Compute resources (cpus, memory, queue)

Longer genes, or genes that contain a large number of variants, may require additional memory in the merge step. Merge resources are defined dynamically as

merge_queue  = { task.attempt < 2 ? 'short' : 'medium' }
merge_memory = { 16.GB + (16.GB * (task.attempt - 1)) }
merge_cpus   = { 4 + (4 * (task.attempt - 1)) }

You can set these on the command line, e.g., --merge_cpus 4. If you encounter a resource problem for a particular gene, try using a larger value on the command line, while maintaining the recommended cpu:memory ratios (1 cpu per 4GB memory HPC; 1 cpu per 6GB memory CloudOS)

Note

Set any Nextflow workflow parameter on the command line with --<parameter_name> <value>. For a full list of defined parameters nextflow config -flat -profile hpc main.nf | grep params. | grep --color=auto --color "="


Processes


Normalisation and variant representation

The normalisation and left-alignment happens in 3 steps (excerpt from workflow process second_round_merge below)

bcftools merge \
    --file-list chunk.list \
    --merge both \
    | bcftools norm --fasta-ref ${reference_fasta} -m-both \
    | bcftools norm --fasta-ref ${reference_fasta} -m+both \
    | bcftools norm --fasta-ref ${reference_fasta} -m-both \
    -Ob -o ${build}_merged_normalized_1.bcf

The bcftools norm -m (or --multiallelics) option "split(s) multiallelic sites into biallelic records (-) or joins biallelic sites into multiallelic records (+). An optional type string can follow which controls variant types which should be split or merged together: If only SNP records should be split or merged, specify snps; if both SNPs and indels should be merged separately into two records, specify both; if SNPs and indels should be merged into a single record, specify any." The both option indicates "SNPs and indels should be merged separately into two records".

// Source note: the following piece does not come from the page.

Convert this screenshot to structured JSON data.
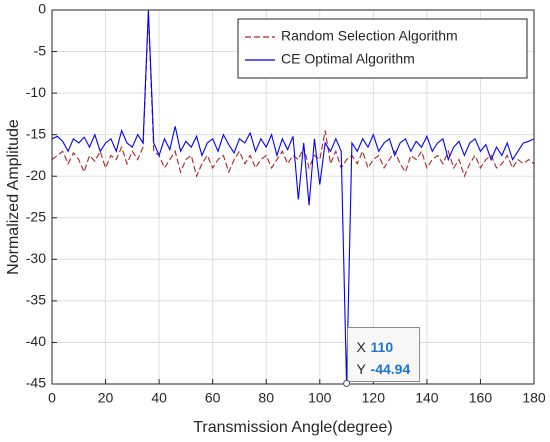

Running bcftools norm -m-both once produces duplicated variants for positions where both MNPs and SNPs are observed. Normalisation decomposes the MNP into separate SNPs that do not combine with canonical SNPs (not derived from MNPs), as they have different associated metrics (QUAL, DP, GQ, etc.). The alternative would be to have multiple entries for the same SNP, with different allele counts (AN, AC, AF).

See detailed documentation on variant duplication. (Note. The documentation describes characteristics of aggV2 in which vt was used for the normalisation. The same considerations apply and vt and bcftools norm give identical output.)


Output


Memory allocation for VEP annotation on CloudOS

On CloudOS, the awsbatch executor copies the VEP cache (~15GB) to the compute instance for each Nextflow task (i.e. each query gene). With multiple tasks being assigned to the same compute instance, we have observed that the annotation process can complete, with all columns in the annotated variant file output, but with a "download failed" message and "cannot allocate memory" error reported in the log. We are currently exploring solutions to this issue.

Warning

Check the logs to be sure the VEP annotation has run succesfully.